Buchanan succeeded Pierce as President in 1857. His presidency, like that of Pierce, was crushed by the issue of slavery. Aaron V. Brown of Tennessee (1785-1859), socialite millionaire Congressman, Governor, and Postmaster General under Buchanan, referred to King as Buchanan's 'better half' and 'wife' in a letter to former First Lady Sarah Polk in the late 1840s.

Why was Jones sent as the emissary of the United States Congress to witness King's swearing in as the thirteenth vice-president of the United States? Was it because of congressional seniority or the regional relationship between Tennessee and Alabama…or was there more? Popular novelist John Updike toyed nimbly with the idea of a love affair between King and Buchanan in his 1992 book, Memories of the Ford Administration.

I already had suspicions about Mr. Jones and Miss Patc. I wondered about his relations with slave women. Adultery was a common enough practice, then as now. Miscegenation was also not uncommon. I was now imagining the opposite-covert heterosexuality on his part. Could he also have been a participant in 'the love that dare not speak its name,' homosexuality? Yet my dabbling in that sexy question…and my nagging notions about Miss Patc's son and about the run-away mulatto children…in all probability said more about me and my demons than Jones and his life.

Imagination is a most willful mistress. As I rummaged around in these thoughts, I had a strong awareness that issues of sexual addiction are troublesome. We live in a culture that manifests many dysfunctional sexual ideas and practices that are both covert and widespread.

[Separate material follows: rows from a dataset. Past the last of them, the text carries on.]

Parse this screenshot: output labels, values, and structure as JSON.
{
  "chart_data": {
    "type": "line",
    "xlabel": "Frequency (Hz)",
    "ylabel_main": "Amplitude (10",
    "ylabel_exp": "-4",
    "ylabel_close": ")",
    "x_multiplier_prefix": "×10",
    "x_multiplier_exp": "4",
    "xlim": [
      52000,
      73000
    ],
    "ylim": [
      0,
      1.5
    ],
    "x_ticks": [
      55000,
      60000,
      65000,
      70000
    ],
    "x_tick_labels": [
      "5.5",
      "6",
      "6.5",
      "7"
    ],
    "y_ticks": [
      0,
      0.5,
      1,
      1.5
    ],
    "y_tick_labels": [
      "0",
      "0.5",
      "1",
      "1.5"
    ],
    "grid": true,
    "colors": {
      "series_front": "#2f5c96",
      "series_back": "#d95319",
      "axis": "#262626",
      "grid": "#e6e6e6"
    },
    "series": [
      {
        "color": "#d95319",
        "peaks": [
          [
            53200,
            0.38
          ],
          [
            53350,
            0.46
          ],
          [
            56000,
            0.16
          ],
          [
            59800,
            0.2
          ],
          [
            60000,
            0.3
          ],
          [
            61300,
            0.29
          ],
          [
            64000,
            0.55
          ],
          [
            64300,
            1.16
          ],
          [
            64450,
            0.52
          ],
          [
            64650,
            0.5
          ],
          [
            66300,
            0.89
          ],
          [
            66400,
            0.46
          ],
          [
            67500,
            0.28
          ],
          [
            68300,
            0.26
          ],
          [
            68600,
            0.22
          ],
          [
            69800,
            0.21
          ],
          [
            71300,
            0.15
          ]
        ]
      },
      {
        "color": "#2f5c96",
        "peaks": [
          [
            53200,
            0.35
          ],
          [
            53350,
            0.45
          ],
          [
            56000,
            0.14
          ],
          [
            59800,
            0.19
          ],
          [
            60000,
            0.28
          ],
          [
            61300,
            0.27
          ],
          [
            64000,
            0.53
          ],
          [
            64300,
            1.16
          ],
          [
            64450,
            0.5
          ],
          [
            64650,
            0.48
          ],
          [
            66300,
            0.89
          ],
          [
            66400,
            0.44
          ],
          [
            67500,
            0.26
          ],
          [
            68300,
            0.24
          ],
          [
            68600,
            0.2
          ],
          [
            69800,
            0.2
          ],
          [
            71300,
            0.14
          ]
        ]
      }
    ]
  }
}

I accept Sigmund Freud's premise that sex and sexuality are central to the human experience. He was a bit obsessed with it, but his general understanding rings true, though his work may only have reflected his own obsession, not the reality of others. At any rate, he got pretty close to my reality. Sexual feelings crowd my being, meddling with my relationships with others, my thoughts, and my work. I thought that perhaps I was managing information, matters of fact, from the life of George Washington Jones to serve my own ends, validate my own addictions, and even justify them, rather than trying to tell his story honestly. I felt as if I were standing on soft ground, unsure of whether to move or not, and in what direction.